Доктор, долговязый мужчина с табличкой на лацкане пиджака, любезно проводил меня в туалетную комнату, где удалось привести себя в порядок и даже побриться. Стало веселее. Встретив меня снова, доктор спросил:

— Это было очень драматично? — Тот же вопрос, в менее изысканной форме, приходилось слышать и потом, дома: поджилки, мол, тряслись? Я пытался разобраться в эмоциях, и получилось: было дело, его нужно было выполнить. Если точнее, его нельзя было не выполнить: в самолёте сто шестьдесят человек, в том числе моя дочка. Получается: когда занят вот таким нужным делом, уже не до эмоций. Это — как тогда, на фронте.

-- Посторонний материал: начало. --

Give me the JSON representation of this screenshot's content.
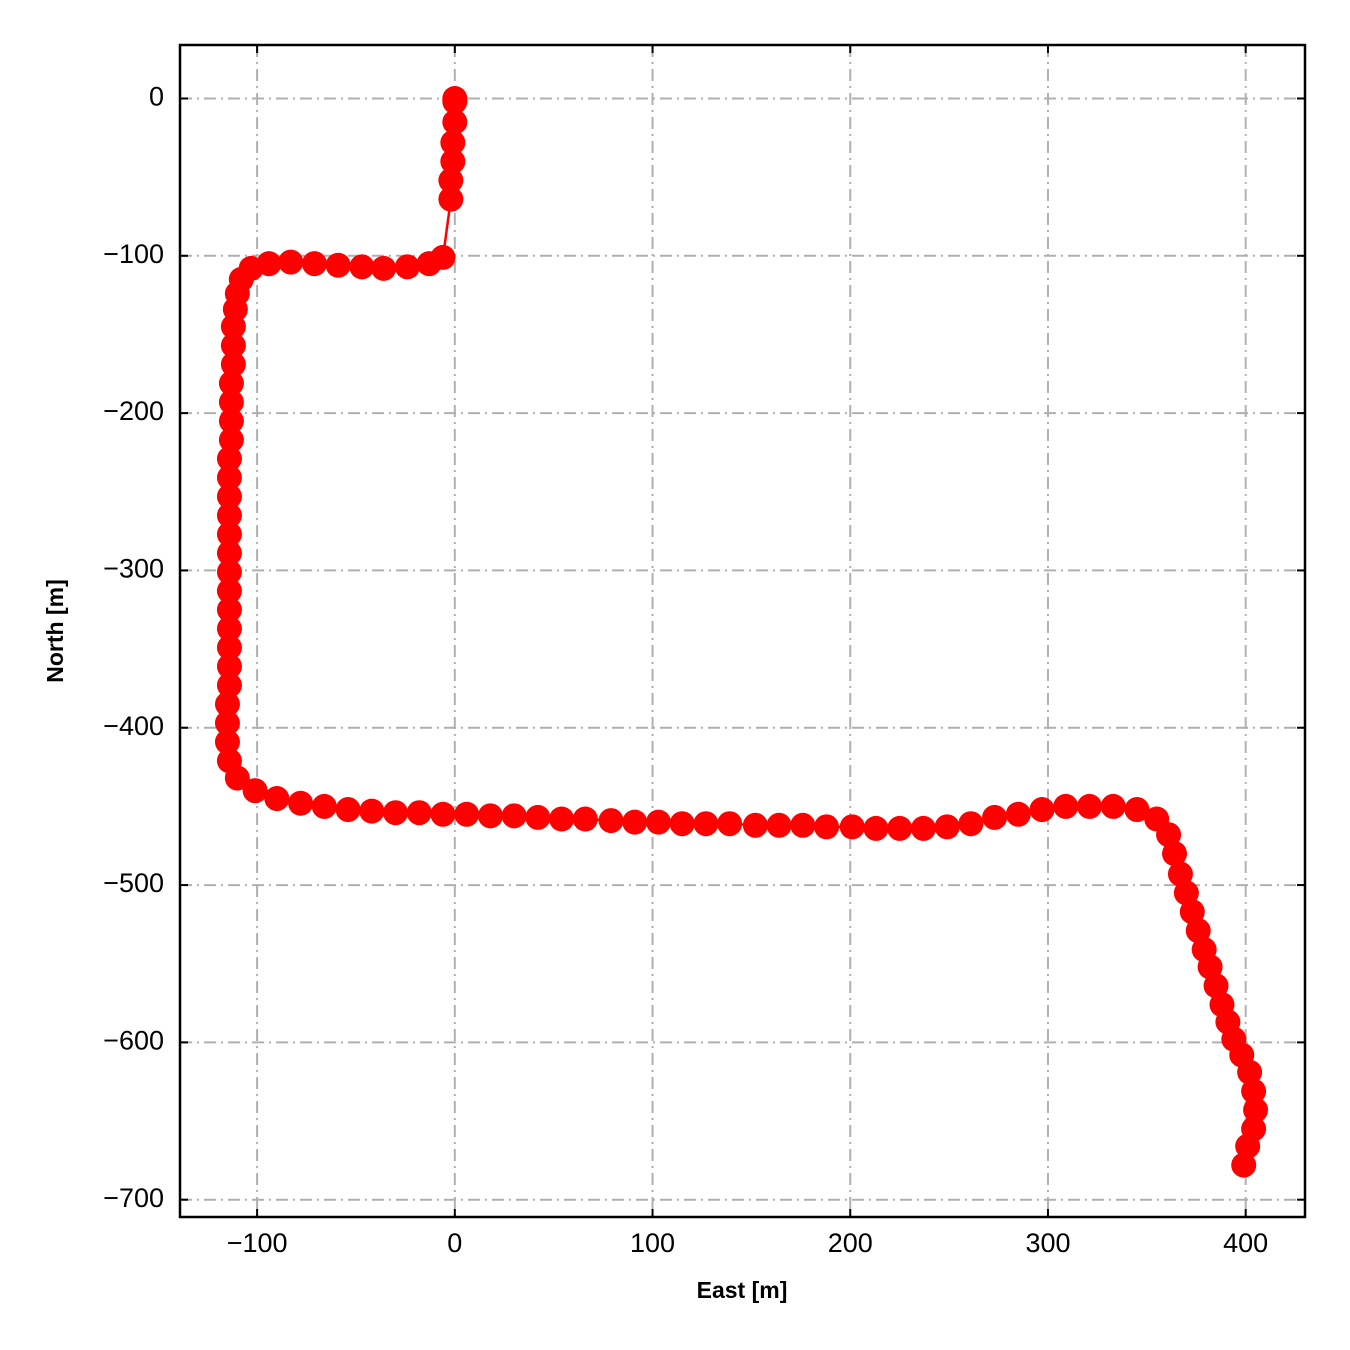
{
  "chart_data": {
    "type": "line",
    "x_label": "East [m]",
    "y_label": "North [m]",
    "color": "#ff0000",
    "grid": true,
    "xlim": [
      -139,
      430
    ],
    "ylim": [
      -711,
      34
    ],
    "xticks": [
      {
        "value": -100,
        "label": "−100"
      },
      0,
      100,
      200,
      300,
      400
    ],
    "yticks": [
      0,
      {
        "value": -100,
        "label": "−100"
      },
      {
        "value": -200,
        "label": "−200"
      },
      {
        "value": -300,
        "label": "−300"
      },
      {
        "value": -400,
        "label": "−400"
      },
      {
        "value": -500,
        "label": "−500"
      },
      {
        "value": -600,
        "label": "−600"
      },
      {
        "value": -700,
        "label": "−700"
      }
    ],
    "x": [
      0,
      0,
      0,
      0,
      -1,
      -1,
      -2,
      -2,
      -6,
      -13,
      -24,
      -36,
      -47,
      -59,
      -71,
      -83,
      -94,
      -103,
      -108,
      -110,
      -111,
      -112,
      -112,
      -112,
      -113,
      -113,
      -113,
      -113,
      -114,
      -114,
      -114,
      -114,
      -114,
      -114,
      -114,
      -114,
      -114,
      -114,
      -114,
      -114,
      -114,
      -115,
      -115,
      -115,
      -114,
      -110,
      -101,
      -90,
      -78,
      -66,
      -54,
      -42,
      -30,
      -18,
      -6,
      6,
      18,
      30,
      42,
      54,
      66,
      79,
      91,
      103,
      115,
      127,
      139,
      152,
      164,
      176,
      188,
      201,
      213,
      225,
      237,
      249,
      261,
      273,
      285,
      297,
      309,
      321,
      333,
      345,
      355,
      361,
      364,
      367,
      370,
      373,
      376,
      379,
      382,
      385,
      388,
      391,
      394,
      398,
      402,
      404,
      405,
      404,
      401,
      399
    ],
    "values": [
      0,
      -1,
      -2,
      -15,
      -28,
      -40,
      -52,
      -64,
      -101,
      -105,
      -107,
      -108,
      -107,
      -106,
      -105,
      -104,
      -105,
      -108,
      -115,
      -124,
      -134,
      -145,
      -157,
      -169,
      -181,
      -193,
      -205,
      -217,
      -229,
      -241,
      -253,
      -265,
      -277,
      -289,
      -301,
      -313,
      -325,
      -337,
      -349,
      -361,
      -373,
      -385,
      -397,
      -409,
      -421,
      -432,
      -440,
      -445,
      -448,
      -450,
      -452,
      -453,
      -454,
      -454,
      -455,
      -455,
      -456,
      -456,
      -457,
      -458,
      -458,
      -459,
      -460,
      -460,
      -461,
      -461,
      -461,
      -462,
      -462,
      -462,
      -463,
      -463,
      -464,
      -464,
      -464,
      -463,
      -461,
      -457,
      -455,
      -452,
      -450,
      -450,
      -450,
      -452,
      -458,
      -468,
      -480,
      -493,
      -505,
      -517,
      -529,
      -541,
      -552,
      -564,
      -576,
      -587,
      -598,
      -608,
      -619,
      -631,
      -643,
      -655,
      -666,
      -678
    ]
  }
}
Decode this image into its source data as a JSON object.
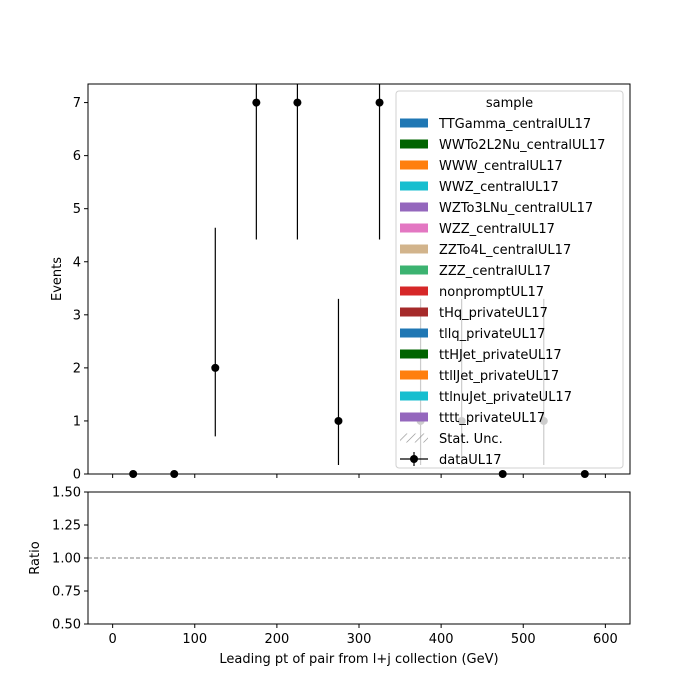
{
  "chart_data": [
    {
      "type": "scatter",
      "title": "",
      "xlabel": "",
      "ylabel": "Events",
      "xlim": [
        -30,
        630
      ],
      "ylim": [
        0,
        7.35
      ],
      "yticks": [
        0,
        1,
        2,
        3,
        4,
        5,
        6,
        7
      ],
      "grid": false,
      "legend": {
        "title": "sample",
        "placement": "upper right",
        "entries": [
          {
            "label": "TTGamma_centralUL17",
            "color": "#1f77b4",
            "kind": "patch"
          },
          {
            "label": "WWTo2L2Nu_centralUL17",
            "color": "#006400",
            "kind": "patch"
          },
          {
            "label": "WWW_centralUL17",
            "color": "#ff7f0e",
            "kind": "patch"
          },
          {
            "label": "WWZ_centralUL17",
            "color": "#17becf",
            "kind": "patch"
          },
          {
            "label": "WZTo3LNu_centralUL17",
            "color": "#9467bd",
            "kind": "patch"
          },
          {
            "label": "WZZ_centralUL17",
            "color": "#e377c2",
            "kind": "patch"
          },
          {
            "label": "ZZTo4L_centralUL17",
            "color": "#d2b48c",
            "kind": "patch"
          },
          {
            "label": "ZZZ_centralUL17",
            "color": "#3cb371",
            "kind": "patch"
          },
          {
            "label": "nonpromptUL17",
            "color": "#d62728",
            "kind": "patch"
          },
          {
            "label": "tHq_privateUL17",
            "color": "#a52a2a",
            "kind": "patch"
          },
          {
            "label": "tllq_privateUL17",
            "color": "#1f77b4",
            "kind": "patch"
          },
          {
            "label": "ttHJet_privateUL17",
            "color": "#006400",
            "kind": "patch"
          },
          {
            "label": "ttllJet_privateUL17",
            "color": "#ff7f0e",
            "kind": "patch"
          },
          {
            "label": "ttlnuJet_privateUL17",
            "color": "#17becf",
            "kind": "patch"
          },
          {
            "label": "tttt_privateUL17",
            "color": "#9467bd",
            "kind": "patch"
          },
          {
            "label": "Stat. Unc.",
            "color": "#888888",
            "kind": "hatch"
          },
          {
            "label": "dataUL17",
            "color": "#000000",
            "kind": "errorbar"
          }
        ]
      },
      "series": [
        {
          "name": "dataUL17",
          "x": [
            25,
            75,
            125,
            175,
            225,
            275,
            325,
            375,
            425,
            475,
            525,
            575
          ],
          "y": [
            0,
            0,
            2,
            7,
            7,
            1,
            7,
            1,
            1,
            0,
            1,
            0
          ],
          "yerr_low": [
            0,
            0,
            1.29,
            2.58,
            2.58,
            0.83,
            2.58,
            0.83,
            0.83,
            0,
            0.83,
            0
          ],
          "yerr_high": [
            0,
            0,
            2.64,
            3.77,
            3.77,
            2.3,
            3.77,
            2.3,
            2.3,
            0,
            2.3,
            0
          ]
        }
      ]
    },
    {
      "type": "line",
      "title": "",
      "xlabel": "Leading pt of pair from l+j collection (GeV)",
      "ylabel": "Ratio",
      "xlim": [
        -30,
        630
      ],
      "ylim": [
        0.5,
        1.5
      ],
      "xticks": [
        0,
        100,
        200,
        300,
        400,
        500,
        600
      ],
      "yticks": [
        "0.50",
        "0.75",
        "1.00",
        "1.25",
        "1.50"
      ],
      "reference_line": 1.0,
      "grid": false
    }
  ]
}
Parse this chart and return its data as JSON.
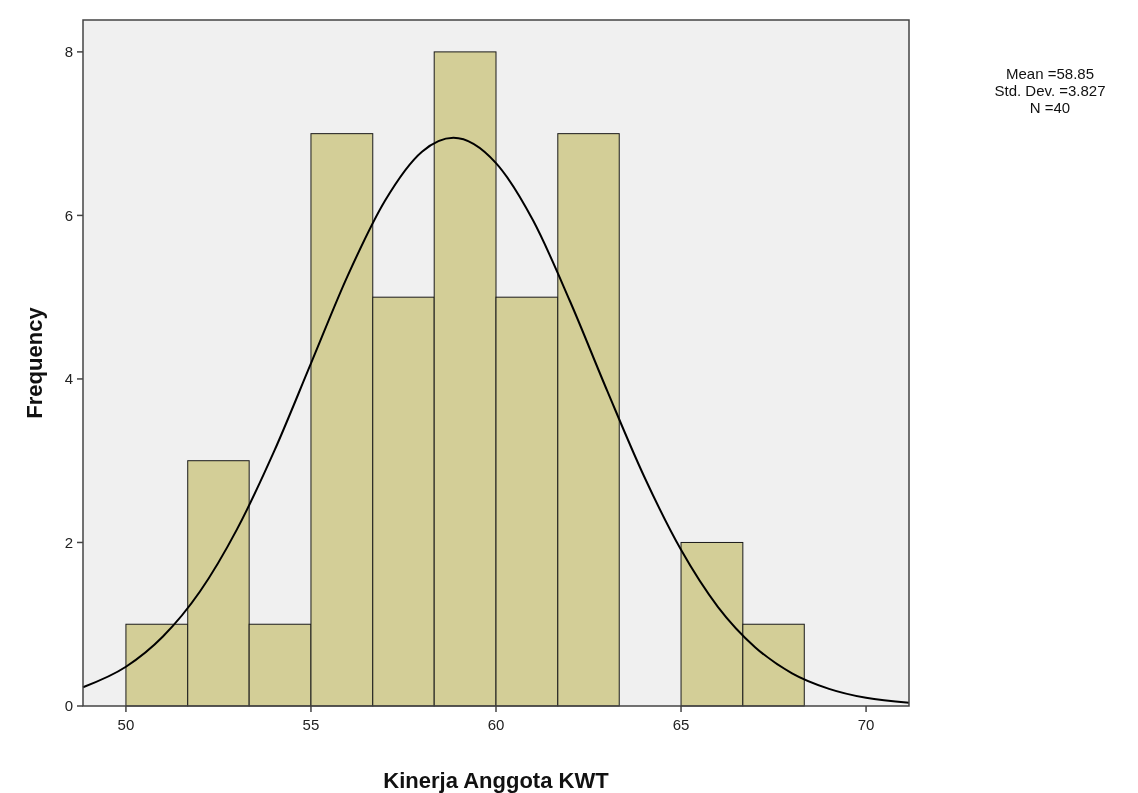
{
  "chart_data": {
    "type": "histogram",
    "xlabel": "Kinerja Anggota KWT",
    "ylabel": "Frequency",
    "bins": [
      50,
      51.67,
      53.33,
      55,
      56.67,
      58.33,
      60,
      61.67,
      63.33,
      65,
      66.67,
      68.33
    ],
    "values": [
      1,
      3,
      1,
      7,
      5,
      8,
      5,
      7,
      0,
      2,
      1
    ],
    "color": "#d3ce97",
    "series": [
      {
        "type": "line",
        "color": "#000000",
        "x": [
          48.84,
          50,
          51,
          52,
          53,
          54,
          55,
          56,
          57,
          58,
          58.85,
          60,
          61,
          62,
          63,
          64,
          65,
          66,
          67,
          68,
          69,
          70,
          71.16
        ],
        "values": [
          0.23,
          0.48,
          0.85,
          1.4,
          2.16,
          3.11,
          4.19,
          5.27,
          6.18,
          6.78,
          6.95,
          6.64,
          5.94,
          4.95,
          3.86,
          2.81,
          1.91,
          1.21,
          0.72,
          0.4,
          0.21,
          0.1,
          0.04
        ]
      }
    ],
    "xlim": [
      48.84,
      71.16
    ],
    "xticks": [
      50,
      55,
      60,
      65,
      70
    ],
    "ylim": [
      0,
      8.39
    ],
    "yticks": [
      0,
      2,
      4,
      6,
      8
    ],
    "annotations": [
      "Mean =58.85",
      "Std. Dev. =3.827",
      "N =40"
    ]
  }
}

В зал пришёл в полном составе экипаж, его встретили аплодисментами, и это было очень приятно. А потом, наскоро позавтракав, командир подошёл к нам и сказал:

— Берите дочку, вещи, пошли в самолёт, будем работать.

Значит, летим. Самолёт за это время подкатили прямо к нашему ресторану. Я опять был в кабине. Пришёл представитель Аэрофлота, пожал руку, поблагодарил и предложил записать термины, необходимые при взлёте. Так что «взлетал я» уже почти профессионально.

Я сказал:

— Командир, надо бы передать благодарность земле.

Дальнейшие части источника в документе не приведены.